Joë BOUSQUET se veut donneur de courage et d’amour. Il voulait mettre dans son écriture Toute sa vie et toute sa personne, offrir par son exemple non une leçon de stoïcisme mais une leçon de vie, un creuset de forces vitales.

Ce combat de résistant de la vie, il le mène seul, mais avec l’écharpe des amitiés en soutien.

Cette blessure du 27 mai 1918 reçu à Vailly, sur le front de l’Aisne, cette blessure sans limites qui le laisse paralysé à vie, cette douleur devenue son corps même, il la transcendera par la poésie.

Entre la quatrième et la cinquième vertèbre, la mort s’est tapie, pas trop pressée, mais exigeante. Il sera allé vers la vérité de la vie par sa volonté et par son vertige. Lui qui se sera fiancé avec cette douleur, se sera marié avec la vie.
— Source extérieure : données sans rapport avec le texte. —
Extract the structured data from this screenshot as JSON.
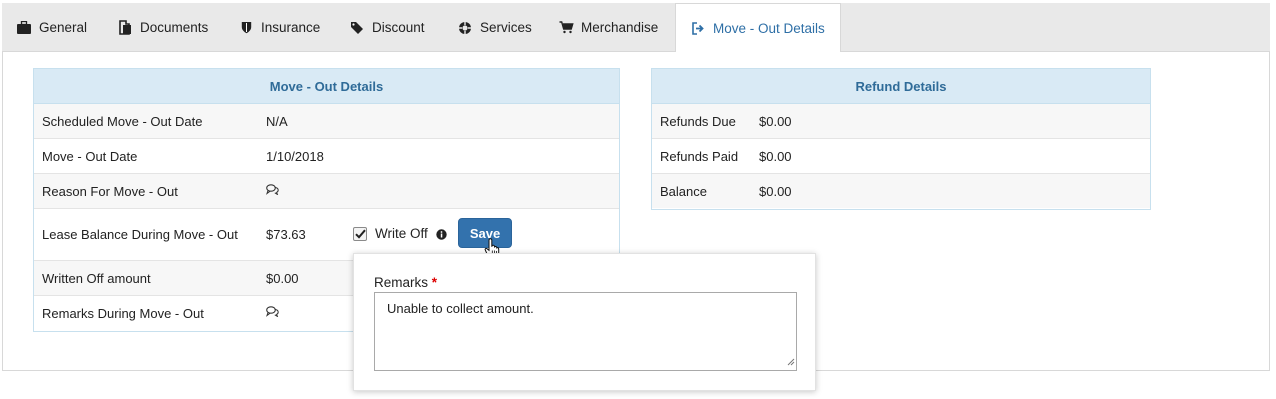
{
  "tabs": [
    {
      "label": "General",
      "icon": "briefcase-icon"
    },
    {
      "label": "Documents",
      "icon": "documents-icon"
    },
    {
      "label": "Insurance",
      "icon": "shield-icon"
    },
    {
      "label": "Discount",
      "icon": "tags-icon"
    },
    {
      "label": "Services",
      "icon": "lifebuoy-icon"
    },
    {
      "label": "Merchandise",
      "icon": "cart-icon"
    },
    {
      "label": "Move - Out Details",
      "icon": "sign-out-icon",
      "active": true
    }
  ],
  "move_out": {
    "title": "Move - Out Details",
    "rows": [
      {
        "label": "Scheduled Move - Out Date",
        "value": "N/A"
      },
      {
        "label": "Move - Out Date",
        "value": "1/10/2018"
      },
      {
        "label": "Reason For Move - Out",
        "value": "",
        "icon": "comments-icon"
      },
      {
        "label": "Lease Balance During Move - Out",
        "value": "$73.63"
      },
      {
        "label": "Written Off amount",
        "value": "$0.00"
      },
      {
        "label": "Remarks During Move - Out",
        "value": "",
        "icon": "comments-icon"
      }
    ],
    "write_off_label": "Write Off",
    "write_off_checked": true,
    "save_label": "Save"
  },
  "refund": {
    "title": "Refund Details",
    "rows": [
      {
        "label": "Refunds Due",
        "value": "$0.00"
      },
      {
        "label": "Refunds Paid",
        "value": "$0.00"
      },
      {
        "label": "Balance",
        "value": "$0.00"
      }
    ]
  },
  "remarks_popup": {
    "label": "Remarks",
    "required_mark": "*",
    "value": "Unable to collect amount."
  },
  "colors": {
    "accent": "#2e6fa6",
    "header_bg": "#d9eaf5",
    "button": "#3372ad"
  }
}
Intense et lucide il ne fuit pas le réel, il ose habiter au cœur de sa douleur, pour simplement dire : Il faut vivre, vivre, rien que vivre… Il entretient la vie avec la collaboration perpétuelle de la mort.

La peur de vivre est cachée dans l’amour. Et ainsi dissimulée, elle ne s’appelle plus la peur de vivre, mais bien l’amour de vie.

Joë BOUSQUET était donc là au milieu de sa chambre, il devenait songe, il guettait l’autre matin qui mettait en péril sa nuit blanche, il ne pleurait presque plus, et son ombre revenait vers lui, lourde de ce qu’elle avait vu au-dehors. Elle lui redisait tout à l’oreille. Les bruits et la lumière de la ville, les jupes des filles sous la tramontane, les parfums du temps.

Parfois il s’interrompait pour donner à manger à sa douleur qui était à ses pieds. Il la flattait, lui caressait la tête, elle qui ne voulait pas s’endormir.

Les médicaments au bout de la table, ceux de tous les jours, alchimie pathétique pour durer encore un peu jusqu’en 1950.

Lui il était devenu un songe. Une force vitale aussi qui transmue ses peurs, ses tourments en regards.

Le sommeil curieux donné par l’opium lui ouvre l’horreur de s’éveiller sans son corps, d’émerger de guingois dans une autre forme.

Il s’envolera dans une sorte de spiritualité poétique, et d’amour de l’amour, d’amour de la vie. Il est le poète de la sublimation. Lui l’homme au vol arrêté a survolé et la solitude et le temps.

Du brouillard de ses mots et de ses drogues sont montées les plus prégnantes métaphores. Le silence fut brodé au plus profond de ses draps.

Il écrivait :

Poète, ce que tu aimes, t’emportera le cœur, il ne resterait de toi que ta poussière, mais ta souffrance sera ta personne.

Ce don de sa douleur au monde par l’eucharistie des mots est troublante. Il est l’intercesseur du silence, le grand déchiffreur des mots écrits sur le front de la nuit. Lui l’immobile, parcourait toutes les étoiles.